Customer does not believe bank held genuine suspicion
The customer launched a multi-pronged attack on the bank’s actions, including claims for breach of contract, defamation, breach of the Data Protection Act 1998 (the acts took place prior to the entry into force of the General Data Protection Regulation) and also an application for disclosure of the SARs.
Implicit in all these claims was the customer’s belief that the bank did not hold a genuine suspicion that the money in his accounts constituted the proceeds of crime, that his accounts had been unnecessarily frozen and his reputation damaged. The customer wanted to see the SARs and information held by the bank, which was relevant to its decision to make the SARs and freeze (and unfreeze) his accounts. He sought summary judgment on his claims (summarised below).
Impact of decision
This was a summary judgment/strike out application, so is of limited precedent value. The case has settled, so we will not see the issues that arose fully resolved. We are not expecting this decision to cause a rush by customers to bring claims of this sort against banks:
– The English courts have historically provided banks with considerable protection and discretion relating to SARs due to the fact that banks are merely seeking to help law enforcement and avoid criminal liability. The courts would not want to encourage civil claims of this sort.
– It is hard to imagine a situation where a bank would file a SAR without a genuinely held suspicion (even if that suspicion turns out to be unfounded).
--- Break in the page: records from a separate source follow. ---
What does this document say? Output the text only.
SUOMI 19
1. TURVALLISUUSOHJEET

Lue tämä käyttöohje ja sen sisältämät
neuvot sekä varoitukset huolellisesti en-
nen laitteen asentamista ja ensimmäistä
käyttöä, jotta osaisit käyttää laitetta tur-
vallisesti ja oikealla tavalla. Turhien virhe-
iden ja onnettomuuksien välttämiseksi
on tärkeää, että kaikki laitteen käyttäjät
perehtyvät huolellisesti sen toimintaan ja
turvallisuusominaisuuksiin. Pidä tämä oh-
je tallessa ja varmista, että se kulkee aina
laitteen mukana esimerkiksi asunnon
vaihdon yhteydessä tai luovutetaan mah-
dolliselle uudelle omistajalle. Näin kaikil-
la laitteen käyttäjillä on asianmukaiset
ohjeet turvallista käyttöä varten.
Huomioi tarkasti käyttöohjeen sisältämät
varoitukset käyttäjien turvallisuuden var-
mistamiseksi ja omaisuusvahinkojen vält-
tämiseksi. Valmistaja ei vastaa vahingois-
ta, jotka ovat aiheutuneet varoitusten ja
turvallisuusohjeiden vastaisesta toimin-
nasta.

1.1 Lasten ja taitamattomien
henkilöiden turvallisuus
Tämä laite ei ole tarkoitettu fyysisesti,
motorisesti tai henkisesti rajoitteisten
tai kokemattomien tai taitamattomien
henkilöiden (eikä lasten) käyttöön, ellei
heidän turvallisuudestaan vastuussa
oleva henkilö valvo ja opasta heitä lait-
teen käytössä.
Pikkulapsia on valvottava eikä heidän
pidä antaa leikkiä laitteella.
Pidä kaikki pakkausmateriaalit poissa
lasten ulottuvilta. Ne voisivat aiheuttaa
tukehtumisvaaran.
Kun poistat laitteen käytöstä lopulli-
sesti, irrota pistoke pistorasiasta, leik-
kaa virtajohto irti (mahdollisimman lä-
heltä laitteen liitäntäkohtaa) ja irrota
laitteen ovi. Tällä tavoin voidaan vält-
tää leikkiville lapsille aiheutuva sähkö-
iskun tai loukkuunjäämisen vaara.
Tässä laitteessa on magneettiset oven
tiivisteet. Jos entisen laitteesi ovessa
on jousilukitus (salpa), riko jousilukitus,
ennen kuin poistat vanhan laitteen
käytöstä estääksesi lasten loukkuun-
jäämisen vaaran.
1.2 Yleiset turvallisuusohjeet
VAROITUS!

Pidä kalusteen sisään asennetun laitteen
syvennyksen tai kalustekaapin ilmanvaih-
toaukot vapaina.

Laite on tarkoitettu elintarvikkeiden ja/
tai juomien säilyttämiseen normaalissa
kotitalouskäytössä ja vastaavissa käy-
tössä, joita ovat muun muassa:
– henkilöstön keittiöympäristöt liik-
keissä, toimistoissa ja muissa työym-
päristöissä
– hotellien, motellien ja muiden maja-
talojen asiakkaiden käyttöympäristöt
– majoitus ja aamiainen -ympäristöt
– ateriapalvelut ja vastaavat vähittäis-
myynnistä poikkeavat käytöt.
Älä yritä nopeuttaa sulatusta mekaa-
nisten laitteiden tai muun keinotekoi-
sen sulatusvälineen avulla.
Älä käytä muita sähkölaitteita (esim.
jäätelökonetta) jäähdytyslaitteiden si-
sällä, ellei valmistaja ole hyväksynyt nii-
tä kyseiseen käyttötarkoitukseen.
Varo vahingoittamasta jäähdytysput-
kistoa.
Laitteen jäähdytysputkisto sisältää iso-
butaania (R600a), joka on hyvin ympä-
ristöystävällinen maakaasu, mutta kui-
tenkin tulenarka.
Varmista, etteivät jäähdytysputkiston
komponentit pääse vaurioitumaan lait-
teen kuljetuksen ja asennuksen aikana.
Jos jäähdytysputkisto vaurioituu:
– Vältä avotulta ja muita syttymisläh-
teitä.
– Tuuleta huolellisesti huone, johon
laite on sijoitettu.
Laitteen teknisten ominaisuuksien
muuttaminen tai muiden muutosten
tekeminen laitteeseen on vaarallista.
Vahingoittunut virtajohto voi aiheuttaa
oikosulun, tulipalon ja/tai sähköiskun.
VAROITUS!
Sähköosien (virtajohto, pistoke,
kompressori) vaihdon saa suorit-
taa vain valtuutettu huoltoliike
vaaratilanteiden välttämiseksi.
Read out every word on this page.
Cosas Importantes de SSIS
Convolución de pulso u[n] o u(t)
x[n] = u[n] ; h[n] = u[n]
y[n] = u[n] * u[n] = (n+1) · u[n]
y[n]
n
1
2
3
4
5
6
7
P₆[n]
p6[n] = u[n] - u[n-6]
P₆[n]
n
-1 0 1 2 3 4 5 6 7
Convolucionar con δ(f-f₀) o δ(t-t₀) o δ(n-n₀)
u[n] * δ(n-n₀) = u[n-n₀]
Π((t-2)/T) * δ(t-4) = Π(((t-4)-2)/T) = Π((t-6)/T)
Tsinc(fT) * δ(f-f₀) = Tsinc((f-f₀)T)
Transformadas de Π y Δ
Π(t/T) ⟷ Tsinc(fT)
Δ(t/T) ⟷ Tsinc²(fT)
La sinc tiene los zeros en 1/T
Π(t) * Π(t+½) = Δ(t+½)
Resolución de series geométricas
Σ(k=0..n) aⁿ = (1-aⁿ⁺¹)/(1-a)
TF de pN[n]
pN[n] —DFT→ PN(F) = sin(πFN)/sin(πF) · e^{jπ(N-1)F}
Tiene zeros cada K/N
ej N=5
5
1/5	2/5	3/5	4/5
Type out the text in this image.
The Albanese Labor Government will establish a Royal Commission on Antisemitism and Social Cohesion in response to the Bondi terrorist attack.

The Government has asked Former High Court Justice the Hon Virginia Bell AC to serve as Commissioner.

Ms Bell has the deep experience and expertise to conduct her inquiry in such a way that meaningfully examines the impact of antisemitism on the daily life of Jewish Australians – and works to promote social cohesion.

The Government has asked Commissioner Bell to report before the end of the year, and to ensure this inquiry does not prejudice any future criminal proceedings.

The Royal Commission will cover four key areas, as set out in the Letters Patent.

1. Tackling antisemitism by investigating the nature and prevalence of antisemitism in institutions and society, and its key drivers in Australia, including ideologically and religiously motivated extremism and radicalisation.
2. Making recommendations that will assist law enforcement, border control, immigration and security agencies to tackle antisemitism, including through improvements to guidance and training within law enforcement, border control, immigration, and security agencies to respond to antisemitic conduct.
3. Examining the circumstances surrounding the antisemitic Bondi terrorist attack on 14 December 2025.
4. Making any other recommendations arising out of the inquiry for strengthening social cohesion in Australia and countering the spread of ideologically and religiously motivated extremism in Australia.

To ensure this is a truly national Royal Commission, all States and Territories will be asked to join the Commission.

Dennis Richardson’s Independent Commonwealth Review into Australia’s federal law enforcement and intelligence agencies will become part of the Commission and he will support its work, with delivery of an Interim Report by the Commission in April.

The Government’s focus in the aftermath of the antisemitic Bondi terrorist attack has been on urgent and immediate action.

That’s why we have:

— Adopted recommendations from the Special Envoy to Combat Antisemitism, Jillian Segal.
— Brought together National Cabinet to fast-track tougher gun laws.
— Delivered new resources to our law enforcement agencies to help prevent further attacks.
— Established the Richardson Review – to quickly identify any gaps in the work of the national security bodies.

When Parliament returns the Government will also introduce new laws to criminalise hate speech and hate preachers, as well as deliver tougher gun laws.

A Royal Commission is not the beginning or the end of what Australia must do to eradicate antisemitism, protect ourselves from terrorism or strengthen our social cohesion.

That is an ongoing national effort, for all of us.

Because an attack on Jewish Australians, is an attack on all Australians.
– Many customers would be deterred by the potential cost and the risks of litigation. The claimant in this case was a barrister, who represented himself, so these concerns may have been less of an issue for him.
– The ruling does however provide a reminder that should a bank be faced with a similar claim, it is very unlikely to be able easily and quickly to defeat it (by way of strike out). The ruling makes clear that the question of whether a bank has a genuine suspicion that money in an account was criminal property is a primary fact for the bank to prove at trial.
– Banks may start receiving data subject access requests for personal data relating to SARs. The judge’s view on this summary judgment application was that there was a “strong case” that a bank’s deliberations and decision to submit SARs and freeze accounts constituted personal data, and that the bank had demonstrated “a flawed understanding of the scope of that concept”. Since it was a summary judgment application, the judge felt unable to address whether the exemption relating to the prevention or detection of crime was available stating “[t]here is no evidence before me regarding the likelihood of the provision of further personal data to Mr Lonsdale prejudicing the prevention and detection of crime.” It is difficult to imagine that the rules relating to tipping-off would not prevail since it seems to be a paradigm example of what the crime exemption was aimed at (provided the bank held a genuine suspicion). It is a shame that the judge did not feel able to make this finding even on a summary basis.
There is a call for reform to the UK’s SARs regime. The OECD has criticised the UK for the low level of corruption enforcement activity from the current regime.
A UK Law Commission consultation states that there are on average 2000 SARs filed per day with the NCA, many of ‘low quality’, making it hard for investigation authorities to detect where the real risks are.
The low level test for suspicion for the substantive money laundering offences in the UK has also been criticised in the consultation. “A majority of stakeholders expressed the view that suspicion remains ill-defined, unclear and inconsistently applied by banks and businesses.” This leads to defensive reporting where reports are made more because of concerns regarding a failure to comply with POCA than because of genuine suspicion.
The Law Commission recommends improvements to the SARs regime in particular suggesting that better guidance on ‘suspicion’ would lead to better quality SARs.